In fact being able to express $B$ in that form and saying that $B$ is recursively enumerable are equivalent.
Here's a proof using Kleene Normal Form when $P$ is any partial recursive relation. First I'll show that if $B\subseteq\mathbb{N}^n$ is r.e., then there is a recursive relation $P\subseteq\mathbb{N}^{n+1}$ such that $$B(x_1,\ldots, x_n)\iff\exists y P(x_1,\ldots, x_n,y).$$
If $B=\emptyset$ the result is clear. Else let $f:\mathbb{N}\to\mathbb{N}^n$ be a total recursive function such that $B=\operatorname{range}(f)$. Then we have \begin{align*}B(x_1,\ldots, x_n) &\iff\exists y (f(y) = x_1,\ldots, x_n) \\ &\iff\exists y\forall i\le n (f_i(y) = x_i)\end{align*} which is in the desired form.
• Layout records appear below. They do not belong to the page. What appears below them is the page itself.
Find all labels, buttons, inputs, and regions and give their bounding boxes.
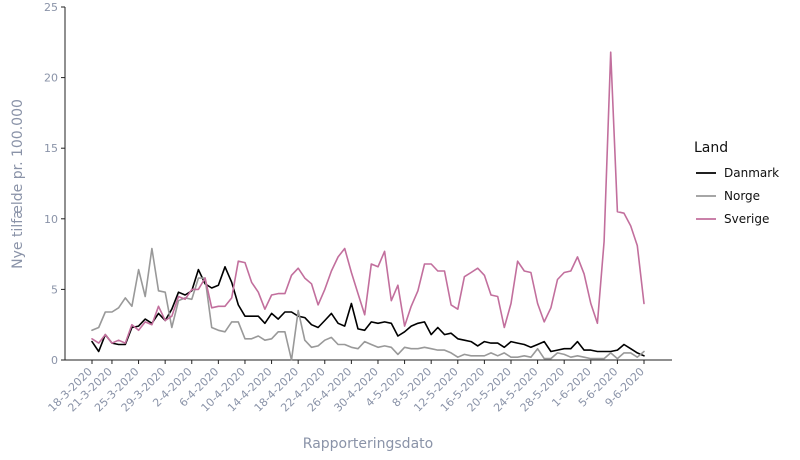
y-axis: 0 5 10 15 20 25 (44, 1, 66, 367)
x-axis-title: Rapporteringsdato (303, 436, 433, 452)
legend-label-danmark: Danmark (724, 166, 779, 180)
plot-lines (91, 51, 645, 361)
series-line-danmark (91, 265, 645, 357)
legend-title: Land (694, 140, 728, 156)
y-tick-label: 20 (44, 72, 58, 85)
y-tick-label: 0 (51, 354, 58, 367)
y-tick-label: 5 (51, 283, 58, 296)
legend-label-sverige: Sverige (724, 212, 769, 226)
series-line-norge (91, 247, 645, 361)
y-tick-label: 10 (44, 213, 58, 226)
y-tick-label: 25 (44, 1, 58, 14)
y-tick-label: 15 (44, 142, 58, 155)
series-line-sverige (91, 51, 645, 344)
legend-label-norge: Norge (724, 189, 760, 203)
legend: Land Danmark Norge Sverige (694, 140, 779, 226)
y-axis-title: Nye tilfælde pr. 100.000 (10, 99, 26, 269)
x-axis: 18-3-202021-3-202025-3-202029-3-20202-4-… (46, 359, 672, 415)
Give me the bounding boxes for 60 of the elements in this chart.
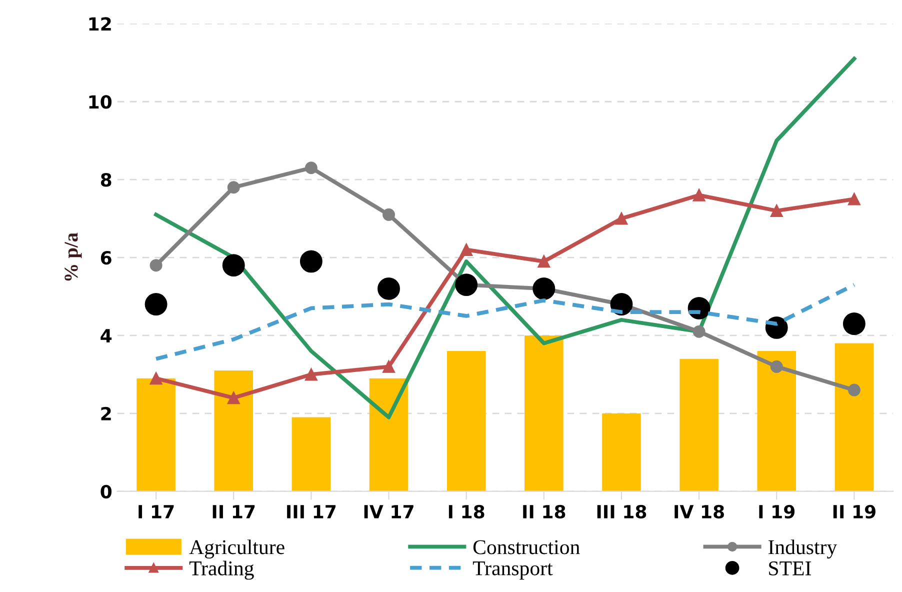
- point: [848, 384, 860, 396]
- bar: [446, 351, 486, 492]
- x-tick-label: III 17: [287, 505, 336, 518]
- x-tick-label: I 17: [138, 505, 174, 518]
- point: [378, 277, 400, 300]
- point: [300, 250, 322, 273]
- bar: [834, 343, 874, 492]
- y-tick-label: 12: [89, 17, 111, 31]
- x-tick-label: IV 17: [364, 505, 414, 518]
- bar: [757, 351, 796, 492]
- point: [304, 162, 318, 174]
- point: [848, 192, 860, 206]
- legend-label: Construction: [473, 540, 580, 554]
- bar: [602, 413, 641, 492]
- point: [532, 277, 556, 300]
- point: [692, 325, 706, 338]
- x-tick-label: II 19: [833, 504, 876, 519]
- legend-label: Industry: [768, 540, 838, 559]
- point: [455, 274, 478, 296]
- bar: [524, 335, 564, 492]
- x-tick-label: II 17: [212, 505, 255, 518]
- point: [382, 360, 396, 373]
- y-tick-label: 4: [100, 329, 112, 342]
- y-tick-label: 2: [101, 406, 111, 420]
- bar: [680, 358, 718, 492]
- x-tick-label: I 18: [448, 504, 484, 519]
- x-tick-label: I 19: [759, 504, 795, 519]
- x-tick-label: III 18: [597, 504, 646, 519]
- y-tick-label: 10: [89, 95, 112, 109]
- point: [227, 181, 240, 194]
- point: [222, 254, 245, 277]
- point: [460, 243, 473, 256]
- line-series: [154, 56, 856, 420]
- bar: [136, 378, 176, 492]
- point: [382, 208, 396, 221]
- bar: [214, 370, 254, 492]
- bar: [292, 417, 331, 492]
- bar: [369, 378, 408, 492]
- point: [842, 312, 866, 335]
- x-tick-label: II 18: [523, 504, 566, 519]
- legend-label: Trading: [189, 560, 254, 580]
- point: [150, 259, 162, 272]
- point: [692, 188, 706, 202]
- point: [304, 368, 318, 381]
- y-tick-label: 8: [100, 173, 112, 187]
- y-tick-label: 6: [100, 250, 112, 265]
- point: [770, 204, 783, 217]
- legend-label: Agriculture: [189, 540, 284, 559]
- y-tick-label: 0: [100, 484, 112, 498]
- point: [538, 255, 550, 268]
- point: [150, 372, 162, 385]
- legend-label: STEI: [769, 561, 811, 576]
- point: [770, 360, 783, 373]
- y-axis-title: % p/a: [64, 232, 82, 281]
- point: [227, 392, 240, 404]
- x-tick-label: IV 18: [674, 504, 724, 519]
- legend-label: Transport: [472, 561, 553, 580]
- point: [610, 293, 633, 316]
- point: [144, 293, 168, 316]
- point: [615, 212, 628, 225]
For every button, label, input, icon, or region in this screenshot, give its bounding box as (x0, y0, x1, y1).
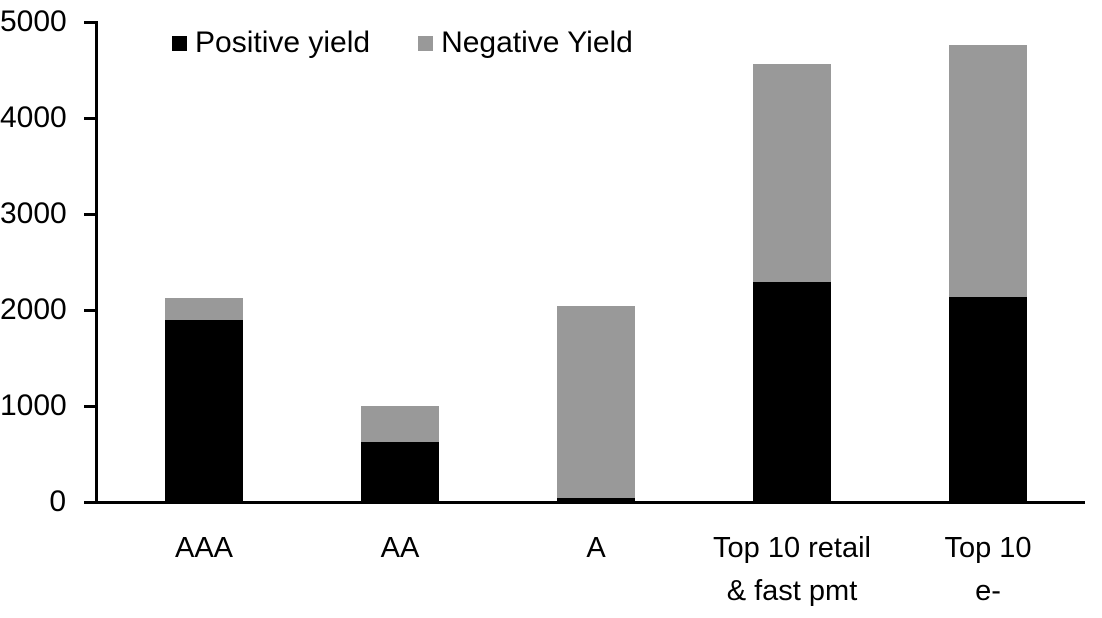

Now we show that there is a partial recursive function $f:\mathbb{N}^n\to\mathbb{N}$ such that $B=\operatorname{dom}(f)$. We can write $B(x_1,\ldots, x_n)\iff\exists y P(x_1,\ldots, x_n,y)$ where $P$ is a recursive relation. Then we simply take $$f(x_1,\ldots, x_n)=\mu y P(x_1,\ldots, x_n, y).$$ $f$ is recursive and $f(x_1,\ldots, x_n)\downarrow\iff B(x_1,\ldots, x_n)$.
Finally, we'll use the Kleene Normal form theorem get a primitive recursive function $f:\mathbb{N}\to\mathbb{N}^n$ such that $B=\operatorname{range}(f)$ or $B=\emptyset$. Indeed, write $B=\operatorname{dom}(f)$ for partial recursive $f$. Then, there are primitive recursive functions $U$ and $T$ and some $e\in\mathbb{N}$ such that $$f(x_1,\ldots, x_n)=U(\mu c T(e, \langle x_1,\ldots, x_n\rangle, c)).$$ Then $$B(x_1,\ldots, x_n)\iff f(x_1,\ldots, x_n)\downarrow\iff\exists c T(e,\langle x_1,\ldots, x_n\rangle, c),$$ which is in the form we wanted.
It is easy to see that the last condition implies the usual definition for r.e. sets, so we are done.